Schilling Elizabeth A, Aseltine Robert H, Gore Susan
Institute for Public Health Research, University of Connecticut Health Center, East Hartford, CT 06108, USA.
Soc Sci Med. 2008 Mar;66(5):1140-51. doi: 10.1016/j.socscimed.2007.11.023. Epub 2008 Jan 4.
Research studies investigating the impact of childhood cumulative adversity on adult mental health have proliferated in recent years. In general, little attention has been paid to the operationalization of cumulative adversity, with most studies operationalizing this as the simple sum of the number of occurrences of distinct events experienced. In addition, the possibility that the mathematical relationship of cumulative childhood adversity to some mental health dimensions may be more complex than a basic linear association has not often been considered. This study explores these issues with 2 waves of data drawn from an economically and racially diverse sample transitioning to adulthood in Boston, Massachusetts, USA. A diverse set of childhood adversities were reported in high school and 3 mental health outcomes -- depressed mood, drug use, and antisocial behavior -- were reported 2 years later during the transition to adulthood. Our results suggest that both operationalization and statistical modeling are important and interrelated and, as such, they have the potential to influence substantive interpretation of the effect of cumulative childhood adversity on adult mental health. In our data, total cumulative childhood adversity was related to depressive symptoms, drug use, and antisocial behavior in a positive curvilinear manner with incremental impact increasing as adversities accumulate, but further analysis revealed that this curvilinear effect was an artifact of the confounding of high cumulative adversity scores with the experience of more severe events. Thus, respondents with higher cumulative adversity had disproportionately poorer mental health because of the severity of the adversities they were exposed to, not the cumulative number of different types of adversities experienced. These results indicate that public health efforts targeting prevention of childhood adversities would best be aimed at the most severe adversities in order to have greatest benefit to mental health in young adulthood.

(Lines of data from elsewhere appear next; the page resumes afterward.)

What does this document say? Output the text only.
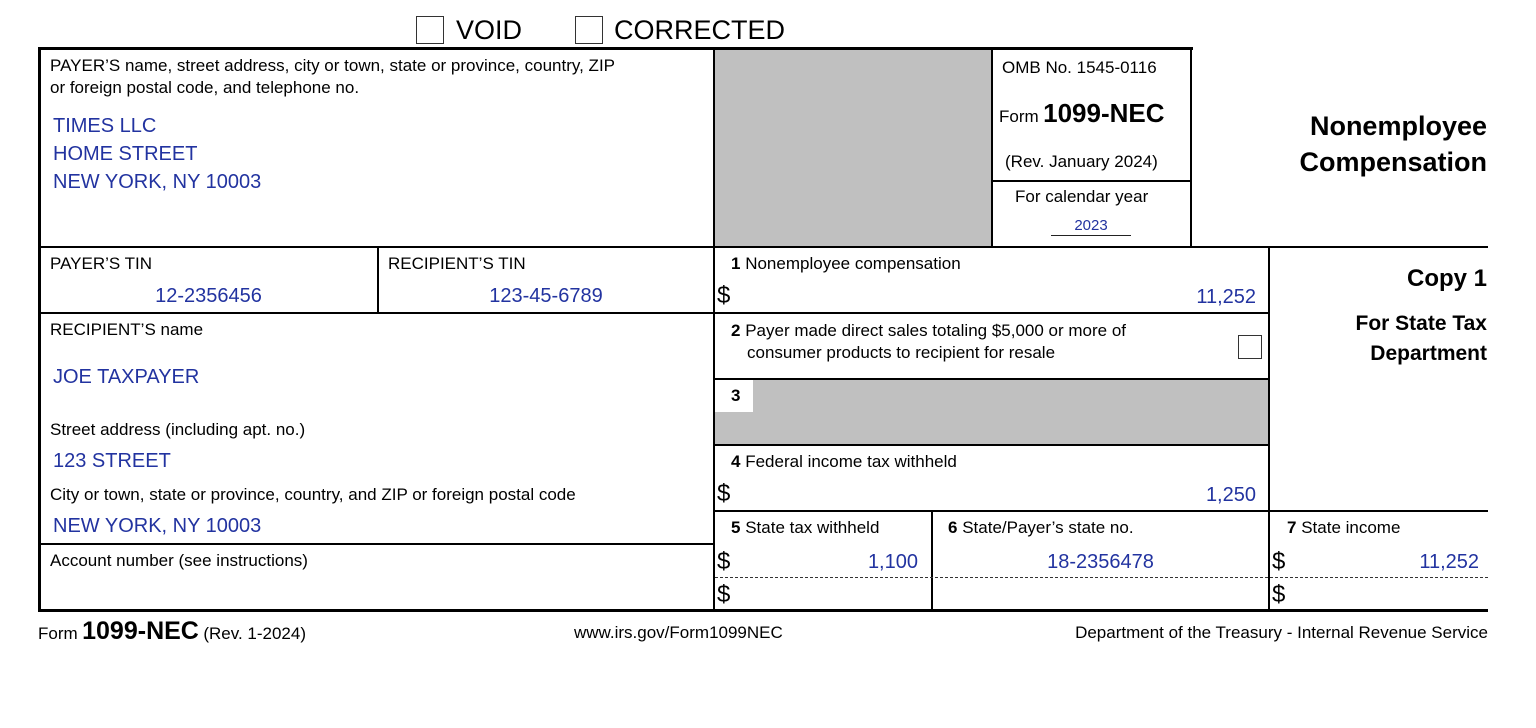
VOID	CORRECTED
PAYER’S name, street address, city or town, state or province, country, ZIP
or foreign postal code, and telephone no.
TIMES LLC
HOME STREET
NEW YORK, NY 10003
OMB No. 1545-0116
Form 1099-NEC
(Rev. January 2024)
For calendar year
2023
Nonemployee
Compensation
PAYER’S TIN
12-2356456
RECIPIENT’S TIN
123-45-6789
RECIPIENT’S name
JOE TAXPAYER
Street address (including apt. no.)
123 STREET
City or town, state or province, country, and ZIP or foreign postal code
NEW YORK, NY 10003
Account number (see instructions)
1 Nonemployee compensation
$	11,252
2 Payer made direct sales totaling $5,000 or more of
consumer products to recipient for resale
3
4 Federal income tax withheld
$	1,250
5 State tax withheld
$	1,100
$
6 State/Payer’s state no.
18-2356478
7 State income
$	11,252
$
Copy 1
For State Tax
Department
Form 1099-NEC (Rev. 1-2024)	www.irs.gov/Form1099NEC	Department of the Treasury - Internal Revenue Service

近年来,研究童年累积逆境对成人心理健康影响的研究大量涌现。总体而言,很少有人关注累积逆境的操作化,大多数研究将其简单地定义为所经历的不同事件发生次数的总和。此外,童年累积逆境与某些心理健康维度之间的数学关系可能比基本的线性关联更为复杂,这种可能性也很少被考虑。本研究利用从美国马萨诸塞州波士顿一个经济和种族多样的样本中获取的两波数据,探讨了这些问题。在高中阶段报告了一系列不同的童年逆境,两年后在向成年过渡期间报告了三种心理健康结果——抑郁情绪、药物使用和反社会行为。我们的结果表明,操作化和统计建模都很重要且相互关联,因此,它们有可能影响对童年累积逆境对成人心理健康影响的实质性解释。在我们的数据中,童年累积逆境总量与抑郁症状、药物使用和反社会行为呈正曲线相关,随着逆境的累积,影响逐渐增加,但进一步分析表明,这种曲线效应是高累积逆境分数与更严重事件经历混淆的产物。因此,累积逆境较高的受访者心理健康状况较差,是因为他们所经历的逆境严重程度,而非所经历的不同类型逆境的累积数量。这些结果表明,针对预防童年逆境的公共卫生努力最好针对最严重的逆境,以便对青年期的心理健康产生最大益处。